Reflexões de Meio da Semana 13, 04/03/2026

 Logística urbana planeada


O Cinturão Verde continua a ser o recurso de propriedade comum mais crítico no planeamento de cidades inteligentes.

Por Malini Shankar


Ao planear Cidades Inteligentes, precisamos de ter em conta o crescimento futuro e a gestão otimizada dos recursos para satisfazer as necessidades atuais da população da forma mais eficaz possível. O planeamento é, sem dúvida, fundamental para a gestão sustentável dos recursos.

A Política de Uso do Solo é o ponto de partida, pois ajuda a alocar a terra como recurso. Neste sentido, as orientações políticas são de importância crucial. Cinturão Verde, Recursos de Propriedade Comum, Ativos e Recursos Comunitários, Transportes Públicos, Infraestruturas de Esgotos e Saneamento, Gestão da Cadeia de Abastecimento, Logística Urbana e Rural, Infraestruturas adaptadas às Alterações Climáticas: cada um destes aspetos deve ser priorizado.

Por exemplo, precisamos de faixas exclusivas para autocarros, ambulâncias, logística da cadeia de abastecimento e motociclos. Espaços/áreas designadas separadamente para bairros residenciais. Além disso, devem ser criadas faixas claramente demarcadas para escolas, faculdades, instituições de ensino e investigação. Outra faixa (como uma faixa circular numa base de pizza para fins de planeamento) apenas para infraestruturas de saúde – saúde pública e mental, cuidados veterinários e assim por diante… todas ligadas às faixas de ambulâncias. Diferentes faixas para diferentes tipos de veículos serão abordadas num próximo post do blog. O centro comercial e o pólo de negócios devem incluir mercados agrícolas, bem como produtos rurais e artesanato.

As áreas com monumentos e pontos turísticos devem atender à economia do turismo: infraestruturas adequadas aos turistas, como hotéis, restaurantes, lojas de souvenirs, guias digitais multilingues e guias humanos multilingues, rigorosos padrões de higiene nas casas de banho públicas, centros de saúde/primeiros socorros, lugares de estacionamento, casas de câmbio, acesso para cadeiras de rodas, etc.

É necessário planear múltiplos modos de transporte público (pelo menos uma dúzia de opções diferentes) para a população local e para o fluxo turístico. Os polos digitais para suportar as redes neuronais e, consequentemente, toda a economia – desde a telefonia e análise de dados até às infraestruturas de software e hardware – devem estar minimamente integrados para uma utilização universal!

Cada modo de transporte público necessita de uma faixa exclusiva na estrada/linha férrea. E, claro, não nos podemos esquecer de planear um polo de táxis aéreos/tráfego de jetpacks em cada bairro residencial. Isto sim é planeamento para o futuro!

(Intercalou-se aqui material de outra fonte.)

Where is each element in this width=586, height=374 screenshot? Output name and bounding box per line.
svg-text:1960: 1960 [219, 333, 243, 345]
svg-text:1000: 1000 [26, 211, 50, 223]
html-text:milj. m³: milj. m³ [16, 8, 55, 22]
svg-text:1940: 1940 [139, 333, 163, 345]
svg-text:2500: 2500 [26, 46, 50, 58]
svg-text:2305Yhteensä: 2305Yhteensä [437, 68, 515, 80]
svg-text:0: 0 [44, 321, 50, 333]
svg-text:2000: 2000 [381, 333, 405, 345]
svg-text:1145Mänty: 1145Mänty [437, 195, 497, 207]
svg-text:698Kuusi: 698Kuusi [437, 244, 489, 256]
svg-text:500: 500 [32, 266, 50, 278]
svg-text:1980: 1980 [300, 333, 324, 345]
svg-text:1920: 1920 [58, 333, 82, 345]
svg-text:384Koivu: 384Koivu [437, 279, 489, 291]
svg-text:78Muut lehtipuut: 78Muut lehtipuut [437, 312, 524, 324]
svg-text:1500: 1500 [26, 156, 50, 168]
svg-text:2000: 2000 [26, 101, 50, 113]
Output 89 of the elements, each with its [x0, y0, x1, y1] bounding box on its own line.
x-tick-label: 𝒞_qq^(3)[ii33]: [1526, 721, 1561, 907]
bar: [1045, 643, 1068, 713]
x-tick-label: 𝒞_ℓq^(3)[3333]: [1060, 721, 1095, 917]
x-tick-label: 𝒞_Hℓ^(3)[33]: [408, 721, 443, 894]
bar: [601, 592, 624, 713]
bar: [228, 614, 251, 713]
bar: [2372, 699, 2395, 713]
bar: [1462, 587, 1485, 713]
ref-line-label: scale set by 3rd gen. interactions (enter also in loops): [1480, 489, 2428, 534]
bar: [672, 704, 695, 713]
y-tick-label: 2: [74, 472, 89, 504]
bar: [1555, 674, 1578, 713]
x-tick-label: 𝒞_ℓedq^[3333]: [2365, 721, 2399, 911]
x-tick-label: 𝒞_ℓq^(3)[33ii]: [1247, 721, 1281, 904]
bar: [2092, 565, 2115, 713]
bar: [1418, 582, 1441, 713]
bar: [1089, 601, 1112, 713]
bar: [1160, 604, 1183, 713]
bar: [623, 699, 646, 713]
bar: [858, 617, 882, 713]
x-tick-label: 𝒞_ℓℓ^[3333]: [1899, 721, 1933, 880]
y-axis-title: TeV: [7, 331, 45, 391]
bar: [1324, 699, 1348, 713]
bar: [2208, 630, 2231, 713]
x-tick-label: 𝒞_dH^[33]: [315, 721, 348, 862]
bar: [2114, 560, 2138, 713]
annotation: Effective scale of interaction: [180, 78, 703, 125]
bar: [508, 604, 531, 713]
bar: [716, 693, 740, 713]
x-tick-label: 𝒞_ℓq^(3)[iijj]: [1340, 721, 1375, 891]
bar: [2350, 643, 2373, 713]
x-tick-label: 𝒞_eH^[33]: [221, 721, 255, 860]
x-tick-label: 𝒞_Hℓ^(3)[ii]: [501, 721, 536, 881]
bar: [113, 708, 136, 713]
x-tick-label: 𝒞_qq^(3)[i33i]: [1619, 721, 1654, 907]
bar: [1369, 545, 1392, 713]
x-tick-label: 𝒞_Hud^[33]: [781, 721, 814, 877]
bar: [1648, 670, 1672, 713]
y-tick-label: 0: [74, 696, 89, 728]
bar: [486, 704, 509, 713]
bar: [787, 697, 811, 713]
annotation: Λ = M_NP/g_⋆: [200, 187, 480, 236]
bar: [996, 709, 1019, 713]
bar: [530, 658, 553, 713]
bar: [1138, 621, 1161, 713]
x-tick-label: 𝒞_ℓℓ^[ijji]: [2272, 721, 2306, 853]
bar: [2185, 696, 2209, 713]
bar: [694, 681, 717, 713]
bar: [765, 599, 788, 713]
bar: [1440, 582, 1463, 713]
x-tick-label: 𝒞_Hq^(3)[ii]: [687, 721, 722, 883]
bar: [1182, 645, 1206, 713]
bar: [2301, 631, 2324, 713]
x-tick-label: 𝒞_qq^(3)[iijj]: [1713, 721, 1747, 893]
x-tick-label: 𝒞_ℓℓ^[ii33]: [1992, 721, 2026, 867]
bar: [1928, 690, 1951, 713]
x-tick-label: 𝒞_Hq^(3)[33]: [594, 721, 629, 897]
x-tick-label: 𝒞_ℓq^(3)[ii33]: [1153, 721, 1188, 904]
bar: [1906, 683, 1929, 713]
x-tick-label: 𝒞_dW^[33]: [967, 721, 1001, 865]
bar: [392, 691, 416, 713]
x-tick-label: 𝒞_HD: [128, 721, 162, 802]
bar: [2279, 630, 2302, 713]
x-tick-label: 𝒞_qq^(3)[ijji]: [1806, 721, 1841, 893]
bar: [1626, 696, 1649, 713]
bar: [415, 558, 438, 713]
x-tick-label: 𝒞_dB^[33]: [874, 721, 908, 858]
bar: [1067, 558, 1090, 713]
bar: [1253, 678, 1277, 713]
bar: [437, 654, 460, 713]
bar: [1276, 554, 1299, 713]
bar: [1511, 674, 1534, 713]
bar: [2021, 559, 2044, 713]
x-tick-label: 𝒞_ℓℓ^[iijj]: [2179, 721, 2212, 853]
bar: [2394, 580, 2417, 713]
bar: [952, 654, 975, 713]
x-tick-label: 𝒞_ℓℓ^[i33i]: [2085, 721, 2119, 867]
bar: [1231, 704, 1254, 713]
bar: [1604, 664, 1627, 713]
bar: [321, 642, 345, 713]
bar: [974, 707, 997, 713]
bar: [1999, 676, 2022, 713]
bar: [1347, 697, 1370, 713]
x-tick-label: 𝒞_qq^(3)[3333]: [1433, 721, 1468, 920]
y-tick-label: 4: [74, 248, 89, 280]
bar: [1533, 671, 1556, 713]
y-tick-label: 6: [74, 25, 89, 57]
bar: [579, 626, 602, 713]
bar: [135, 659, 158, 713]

O sector industrial deve ser cuidadosamente planeado para não prejudicar qualquer outro sector da economia/Smart City.

O centro de fornecimento de energia não só deve ser adaptado às alterações climáticas, como também deve focar-se no planeamento da procura e da oferta futuras. O mesmo se aplica ao abastecimento de água e à saúde.

As áreas residenciais devem ser construídas, na medida do possível, sem cimento, utilizando recursos naturais disponíveis localmente, para que as emissões sejam contidas, eliminando em grande parte a necessidade de ar condicionado e ventoinhas. Um bom planeamento pode criar um cinturão verde mesmo em terrenos privados; basta consciencialização e disposição. O planeamento arquitetónico minimalista também é adaptado às alterações climáticas. A utilização de água da chuva recolhida e de águas cinzentas recicladas/tratadas deve ser incentivada para usos não primários da água.

Os abrigos multiusos para catástrofes devem ser construídos em conformidade com o código de construção à prova de catástrofes e devem ser acessíveis a pessoas com deficiência, frágeis e doentes. Considerando que as alterações climáticas irão agravar os desastres hidrometeorológicos, como expliquei no meu blogue da semana passada, estes abrigos multifuncionais para catástrofes precisam de acolher pessoas de todos os segmentos da sociedade – desde agricultores a magnatas dos negócios internacionais, e talvez até famílias de políticos. Também precisamos de reservar espaço para animais de estimação e gado órfãos ou deslocados durante eventos climáticos extremos induzidos pelas alterações climáticas.

É o planeamento e a implementação eficaz que tornam o desenvolvimento sustentável uma realidade. A conveniência política precisa de ser tratada com o desprezo que merece.